在详细探讨这些领域之前，让我们先定义什么是智能体逻辑。智能体逻辑是指运行在智能体层（智能体框架内）的软件原语，例如知识图谱、算法、程序分析库等。它们能够有意识地引导 LLM 朝着企业工作流的方向运行，从而缩小上下文空间。通过这种方式，它们往往能以更具成本效益的方式推动实现更高性能的结果。

Let us now examine how agent logic is able to achieve such outcomes in each of the above four domains. Understanding applications written in legacy code (Cobol / PL/1) - program analysis. IBM watsonx Code assistant for Z (WCA4Z), used to accelerate mainframe application development and modernization with AI and automation, is equipped with an App Insights agent for application understanding - one of the primary focus areas of enterprise clients running mission critical workloads on IBM mainframe.

现在，让我们看看智能体逻辑如何在上述四个领域中实现这些成果。理解用遗留代码（Cobol / PL/1）编写的应用程序——程序分析。IBM watsonx Code Assistant for Z (WCA4Z) 用于通过 AI 和自动化加速大型机应用程序的开发与现代化。它配备了一个“应用洞察”（App Insights）智能体，用于应用程序理解——这是在 IBM 大型机上运行关键任务的企业客户最关注的领域之一。

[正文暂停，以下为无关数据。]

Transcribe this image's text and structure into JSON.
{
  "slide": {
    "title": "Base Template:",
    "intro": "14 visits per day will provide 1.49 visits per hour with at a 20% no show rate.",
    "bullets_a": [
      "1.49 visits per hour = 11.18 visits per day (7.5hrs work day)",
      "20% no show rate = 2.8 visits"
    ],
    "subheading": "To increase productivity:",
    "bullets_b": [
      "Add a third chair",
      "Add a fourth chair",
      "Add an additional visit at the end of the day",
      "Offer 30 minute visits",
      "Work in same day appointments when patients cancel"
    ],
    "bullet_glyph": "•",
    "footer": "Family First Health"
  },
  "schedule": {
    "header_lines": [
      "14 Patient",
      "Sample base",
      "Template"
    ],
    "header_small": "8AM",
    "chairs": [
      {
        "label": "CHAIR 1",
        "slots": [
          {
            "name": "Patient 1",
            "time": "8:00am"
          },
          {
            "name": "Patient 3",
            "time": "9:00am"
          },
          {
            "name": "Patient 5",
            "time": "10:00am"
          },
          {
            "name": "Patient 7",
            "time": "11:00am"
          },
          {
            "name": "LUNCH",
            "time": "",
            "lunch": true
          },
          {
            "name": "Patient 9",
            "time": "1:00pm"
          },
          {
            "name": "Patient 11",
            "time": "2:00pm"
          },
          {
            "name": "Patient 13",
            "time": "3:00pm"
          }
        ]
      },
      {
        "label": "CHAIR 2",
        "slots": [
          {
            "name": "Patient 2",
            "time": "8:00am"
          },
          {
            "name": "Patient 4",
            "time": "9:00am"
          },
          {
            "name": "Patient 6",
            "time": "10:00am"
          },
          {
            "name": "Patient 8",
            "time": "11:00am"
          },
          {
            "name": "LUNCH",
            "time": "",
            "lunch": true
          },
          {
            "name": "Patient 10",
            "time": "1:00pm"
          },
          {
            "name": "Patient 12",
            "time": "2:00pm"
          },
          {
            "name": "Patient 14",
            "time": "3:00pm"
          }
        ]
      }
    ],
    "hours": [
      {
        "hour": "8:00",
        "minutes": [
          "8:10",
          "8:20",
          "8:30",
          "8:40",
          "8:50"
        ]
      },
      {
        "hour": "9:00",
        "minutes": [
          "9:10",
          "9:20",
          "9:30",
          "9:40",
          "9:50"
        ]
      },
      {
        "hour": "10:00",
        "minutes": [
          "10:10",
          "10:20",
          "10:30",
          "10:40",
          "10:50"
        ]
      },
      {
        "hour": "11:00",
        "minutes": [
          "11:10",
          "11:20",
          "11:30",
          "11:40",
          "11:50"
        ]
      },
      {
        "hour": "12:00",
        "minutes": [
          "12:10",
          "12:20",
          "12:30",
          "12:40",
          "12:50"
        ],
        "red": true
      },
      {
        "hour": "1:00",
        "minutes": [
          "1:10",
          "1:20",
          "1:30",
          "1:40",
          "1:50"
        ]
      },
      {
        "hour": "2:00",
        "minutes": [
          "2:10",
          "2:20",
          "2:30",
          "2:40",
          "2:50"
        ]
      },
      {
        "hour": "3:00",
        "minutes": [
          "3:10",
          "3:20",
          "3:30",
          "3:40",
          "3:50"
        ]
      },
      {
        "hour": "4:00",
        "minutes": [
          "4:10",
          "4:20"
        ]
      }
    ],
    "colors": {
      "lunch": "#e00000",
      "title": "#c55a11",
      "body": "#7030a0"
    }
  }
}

This agent leverages deep static analysis across the application and stores a pre-indexed representation in a database schema that spans hundreds of interrelated tables with complex semantics, allowing the agent to retrieve precise, structured already available information; thereby improving answer accuracy, reducing token usage, and minimizing back-and-forth interactions with the language model (Mistral Medium 250B in this instance). This approach when applied to multiple mission-critical legacy systems (up to 1M lines of code and 1K programs) maintains marginally superior app understanding performance with ~30× lower token consumption than a baseline frontier LLM-only approach.

该智能体利用跨应用程序的深度静态分析，并将预索引的表示存储在跨越数百个具有复杂语义的关联表的数据库模式中，从而允许智能体检索精确、结构化的现有信息；进而提高了回答准确性，减少了 Token 使用量，并最大限度地减少了与语言模型（本例中为 Mistral Medium 250B）的往返交互。当应用于多个关键任务遗留系统（多达 100 万行代码和 1000 个程序）时，这种方法在保持略优的应用理解性能的同时，Token 消耗量比仅使用前沿 LLM 的基准方法降低了约 30 倍。